A new member of the paq8* family - specialized (but not limited) to (genomic) sequencing data.
~ 6x faster than paq8px
Code:
- Forked form paq8px_v200 (https://github.com/hxim/paq8px)
- Removed most models except MatchModel, NormalModel, WordModel, DMCForect/DMCModel, LSTMModel
- Removed most transformations except EOL
- Removed most detections except Text
- Removed all pre-training
- Removed most command line options except Adaptive Learning Rate (A), LSTM model (L)
- Removed some NormalModel mixer contexts, removed the fast order 1 model
- Renamed WordModel to LineModel, removed all contexts except some linemodel ones
- Increased NormalModel contexts from 14->24
- Increased MatchModel minimum match length: 5->16, stepsize: 2->8
- Tuned mixer scaling factor: 940, 80 -> 2048, 256
This release does not perform any transformations for the FASTA or the 2bit formats, yet. Please do your transformations before compressing.
Suggested transformation in case of FASTA (multi FASTA): 1) create two sections: one with titles another with sequence data, 2) remove line breaks from sequence data.
Although ...
- it supports the usual -1..-12 compression levels, it looks like high levels are not really needed - compression is almost the same at lower memory levels as on higher ones (in case of the FASTA format at least).

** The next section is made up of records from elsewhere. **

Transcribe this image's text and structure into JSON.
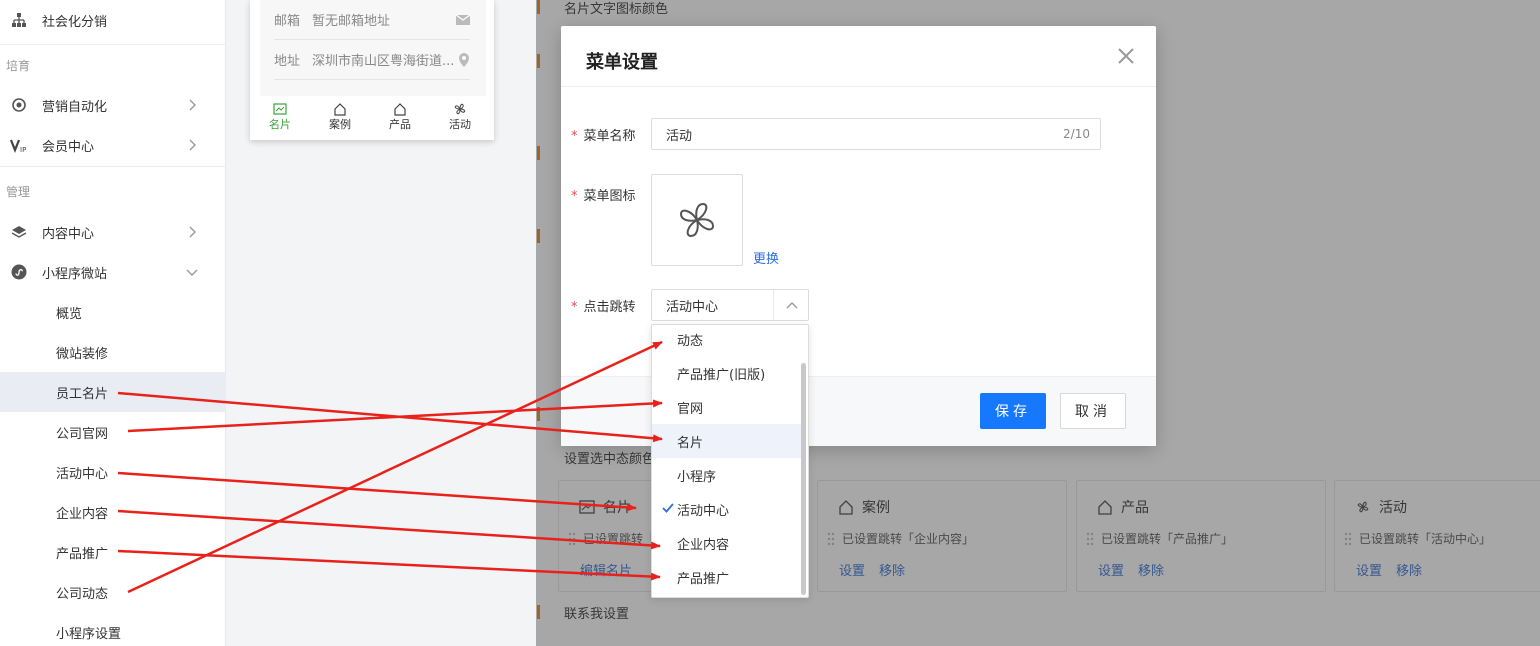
{
  "sidebar": {
    "top_item": "社会化分销",
    "section_cultivate": "培育",
    "marketing_automation": "营销自动化",
    "member_center": "会员中心",
    "section_manage": "管理",
    "content_center": "内容中心",
    "mini_program": "小程序微站",
    "sub_items": [
      "概览",
      "微站装修",
      "员工名片",
      "公司官网",
      "活动中心",
      "企业内容",
      "产品推广",
      "公司动态",
      "小程序设置"
    ]
  },
  "phone": {
    "email_label": "邮箱",
    "email_value": "暂无邮箱地址",
    "address_label": "地址",
    "address_value": "深圳市南山区粤海街道...",
    "tabs": [
      "名片",
      "案例",
      "产品",
      "活动"
    ]
  },
  "page": {
    "icon_color_label": "名片文字图标颜色",
    "selected_color_label": "设置选中态颜色",
    "contact_settings": "联系我设置"
  },
  "menu_cards": [
    {
      "title": "名片",
      "status": "已设置跳转「",
      "actions": [
        "编辑名片"
      ]
    },
    {
      "title": "案例",
      "status": "已设置跳转「企业内容」",
      "actions": [
        "设置",
        "移除"
      ]
    },
    {
      "title": "产品",
      "status": "已设置跳转「产品推广」",
      "actions": [
        "设置",
        "移除"
      ]
    },
    {
      "title": "活动",
      "status": "已设置跳转「活动中心」",
      "actions": [
        "设置",
        "移除"
      ]
    }
  ],
  "modal": {
    "title": "菜单设置",
    "name_label": "菜单名称",
    "name_value": "活动",
    "name_count": "2/10",
    "icon_label": "菜单图标",
    "replace": "更换",
    "jump_label": "点击跳转",
    "jump_value": "活动中心",
    "save": "保存",
    "cancel": "取消"
  },
  "dropdown": {
    "options": [
      "动态",
      "产品推广(旧版)",
      "官网",
      "名片",
      "小程序",
      "活动中心",
      "企业内容",
      "产品推广"
    ],
    "selected": "活动中心",
    "hovered": "名片"
  },
  "colors": {
    "primary": "#1677ff",
    "link": "#2f6fd6",
    "required": "#e5484d",
    "accent_bar": "#e88a1a",
    "arrow": "#e8221b"
  }
}
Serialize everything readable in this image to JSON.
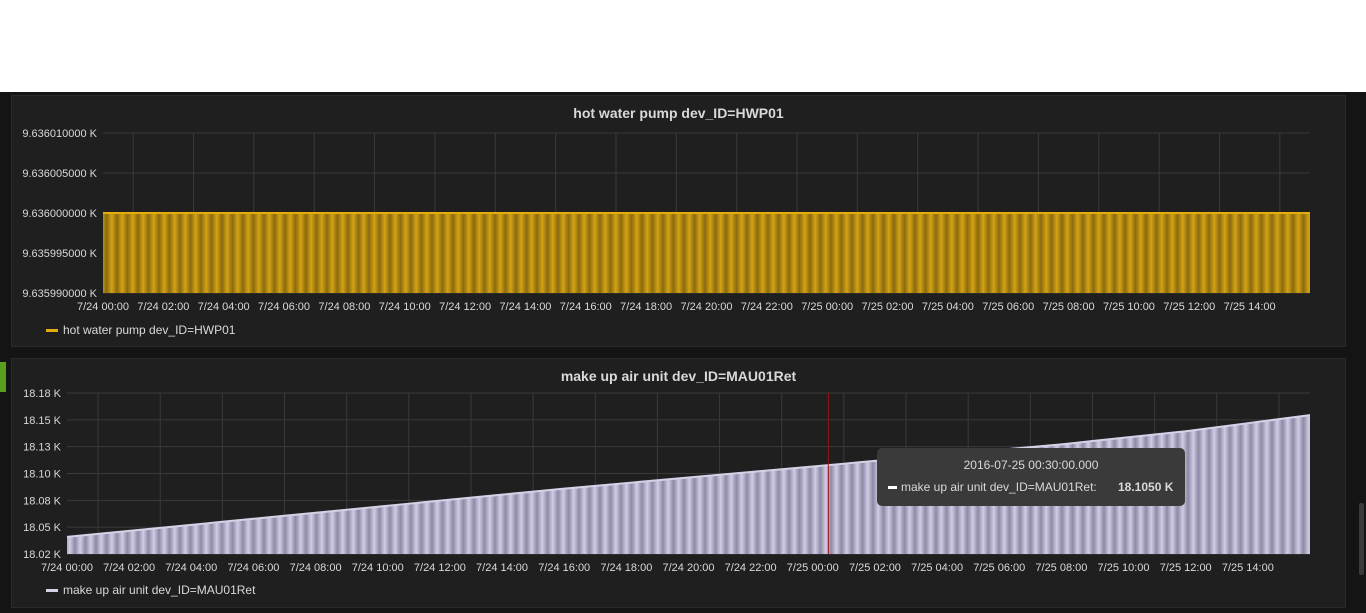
{
  "colors": {
    "background": "#141414",
    "panel": "#1f1f20",
    "grid": "#3a3a3a",
    "text": "#d8d9da",
    "series1": "#e5ac0e",
    "series2": "#d5d2e8",
    "crosshair": "#a01010"
  },
  "chart_data": [
    {
      "type": "area",
      "title": "hot water pump dev_ID=HWP01",
      "xlabel": "",
      "ylabel": "",
      "x_ticks": [
        "7/24 00:00",
        "7/24 02:00",
        "7/24 04:00",
        "7/24 06:00",
        "7/24 08:00",
        "7/24 10:00",
        "7/24 12:00",
        "7/24 14:00",
        "7/24 16:00",
        "7/24 18:00",
        "7/24 20:00",
        "7/24 22:00",
        "7/25 00:00",
        "7/25 02:00",
        "7/25 04:00",
        "7/25 06:00",
        "7/25 08:00",
        "7/25 10:00",
        "7/25 12:00",
        "7/25 14:00"
      ],
      "y_ticks": [
        "9.636010000 K",
        "9.636005000 K",
        "9.636000000 K",
        "9.635995000 K",
        "9.635990000 K"
      ],
      "ylim": [
        9.63599,
        9.63601
      ],
      "x_range_hours": [
        0,
        40
      ],
      "grid": true,
      "legend_position": "bottom-left",
      "series": [
        {
          "name": "hot water pump dev_ID=HWP01",
          "x_hours": [
            0,
            40
          ],
          "values": [
            9.636,
            9.636
          ]
        }
      ]
    },
    {
      "type": "area",
      "title": "make up air unit dev_ID=MAU01Ret",
      "xlabel": "",
      "ylabel": "",
      "x_ticks": [
        "7/24 00:00",
        "7/24 02:00",
        "7/24 04:00",
        "7/24 06:00",
        "7/24 08:00",
        "7/24 10:00",
        "7/24 12:00",
        "7/24 14:00",
        "7/24 16:00",
        "7/24 18:00",
        "7/24 20:00",
        "7/24 22:00",
        "7/25 00:00",
        "7/25 02:00",
        "7/25 04:00",
        "7/25 06:00",
        "7/25 08:00",
        "7/25 10:00",
        "7/25 12:00",
        "7/25 14:00"
      ],
      "y_ticks": [
        "18.18 K",
        "18.15 K",
        "18.13 K",
        "18.10 K",
        "18.08 K",
        "18.05 K",
        "18.02 K"
      ],
      "ylim": [
        18.02,
        18.18
      ],
      "x_range_hours": [
        0,
        40
      ],
      "grid": true,
      "legend_position": "bottom-left",
      "series": [
        {
          "name": "make up air unit dev_ID=MAU01Ret",
          "x_hours": [
            0,
            4,
            8,
            12,
            16,
            20,
            24,
            28,
            32,
            36,
            40
          ],
          "values": [
            18.037,
            18.049,
            18.061,
            18.073,
            18.085,
            18.096,
            18.107,
            18.118,
            18.129,
            18.142,
            18.158
          ]
        }
      ]
    }
  ],
  "tooltip": {
    "time": "2016-07-25 00:30:00.000",
    "series": "make up air unit dev_ID=MAU01Ret:",
    "value": "18.1050 K",
    "x_hours": 24.5
  }
}
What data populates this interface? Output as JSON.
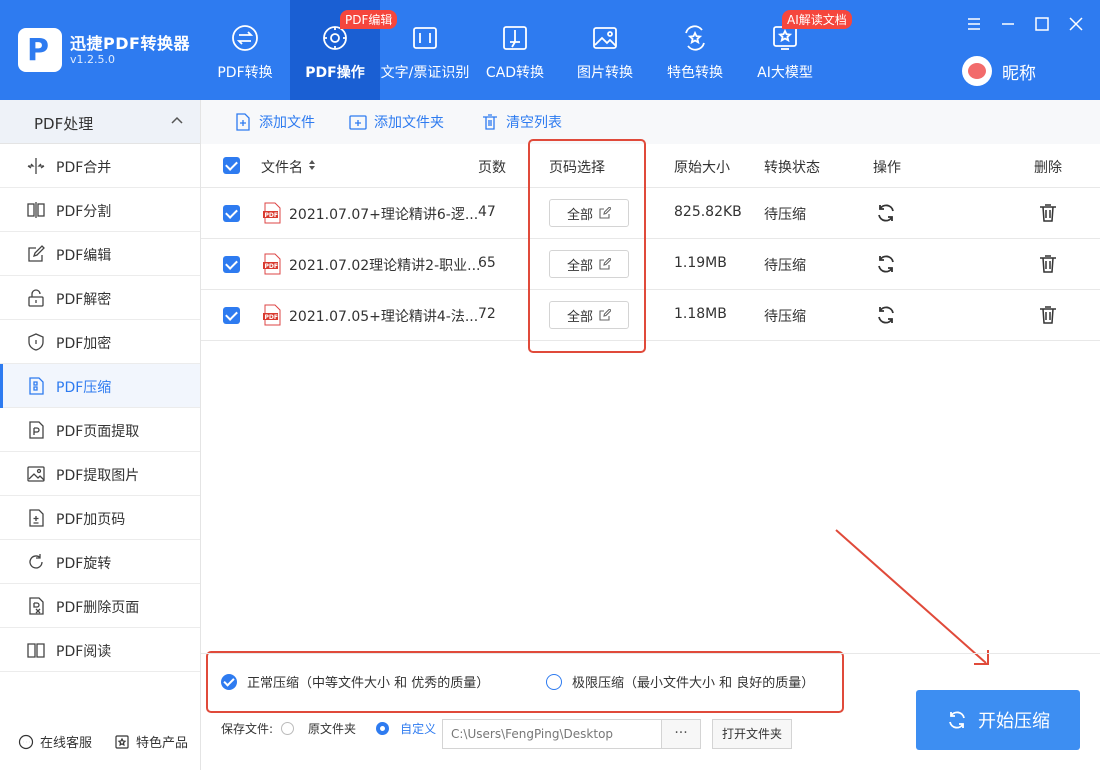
{
  "app": {
    "name": "迅捷PDF转换器",
    "version": "v1.2.5.0"
  },
  "nav": [
    {
      "label": "PDF转换",
      "icon": "swap-icon"
    },
    {
      "label": "PDF操作",
      "icon": "gear-icon",
      "badge": "PDF编辑",
      "active": true
    },
    {
      "label": "文字/票证识别",
      "icon": "scan-text-icon"
    },
    {
      "label": "CAD转换",
      "icon": "cad-icon"
    },
    {
      "label": "图片转换",
      "icon": "image-icon"
    },
    {
      "label": "特色转换",
      "icon": "star-icon"
    },
    {
      "label": "AI大模型",
      "icon": "ai-star-icon",
      "badge": "AI解读文档"
    }
  ],
  "user": {
    "name": "昵称"
  },
  "sidebar": {
    "header": "PDF处理",
    "items": [
      {
        "label": "PDF合并",
        "icon": "merge-icon"
      },
      {
        "label": "PDF分割",
        "icon": "split-icon"
      },
      {
        "label": "PDF编辑",
        "icon": "edit-icon"
      },
      {
        "label": "PDF解密",
        "icon": "unlock-icon"
      },
      {
        "label": "PDF加密",
        "icon": "shield-icon"
      },
      {
        "label": "PDF压缩",
        "icon": "compress-icon",
        "active": true
      },
      {
        "label": "PDF页面提取",
        "icon": "page-extract-icon"
      },
      {
        "label": "PDF提取图片",
        "icon": "image-extract-icon"
      },
      {
        "label": "PDF加页码",
        "icon": "page-number-icon"
      },
      {
        "label": "PDF旋转",
        "icon": "rotate-icon"
      },
      {
        "label": "PDF删除页面",
        "icon": "page-delete-icon"
      },
      {
        "label": "PDF阅读",
        "icon": "book-icon"
      }
    ],
    "footer": {
      "service": "在线客服",
      "products": "特色产品"
    }
  },
  "toolbar": {
    "add_file": "添加文件",
    "add_folder": "添加文件夹",
    "clear_list": "清空列表"
  },
  "table": {
    "headers": {
      "filename": "文件名",
      "pages": "页数",
      "page_select": "页码选择",
      "size": "原始大小",
      "status": "转换状态",
      "action": "操作",
      "delete": "删除"
    },
    "rows": [
      {
        "filename": "2021.07.07+理论精讲6-逻...",
        "pages": "47",
        "page_select": "全部",
        "size": "825.82KB",
        "status": "待压缩"
      },
      {
        "filename": "2021.07.02理论精讲2-职业...",
        "pages": "65",
        "page_select": "全部",
        "size": "1.19MB",
        "status": "待压缩"
      },
      {
        "filename": "2021.07.05+理论精讲4-法...",
        "pages": "72",
        "page_select": "全部",
        "size": "1.18MB",
        "status": "待压缩"
      }
    ]
  },
  "compression": {
    "normal": "正常压缩（中等文件大小 和 优秀的质量）",
    "extreme": "极限压缩（最小文件大小 和 良好的质量）"
  },
  "save": {
    "label": "保存文件:",
    "option_original": "原文件夹",
    "option_custom": "自定义",
    "path": "C:\\Users\\FengPing\\Desktop",
    "dots": "···",
    "open_folder": "打开文件夹"
  },
  "start_button": "开始压缩",
  "colors": {
    "primary": "#2e7bf0",
    "header_active": "#1a5fd3",
    "badge": "#f5463d",
    "annotation": "#e04a3a",
    "start": "#3d8ef2"
  }
}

- it contains the LSTM model, it seems to have no benefit on this kind of data.
- it still has the -a command line switch (Adaptive Learning Rate), it seems to have no benefit on this kind of data.
Source: https://github.com/GotthardtZ/paq8gen
Windows binaries: https://github.com/GotthardtZ/paq8gen/releases/tag/v1
Contributions and tweaks are welcome.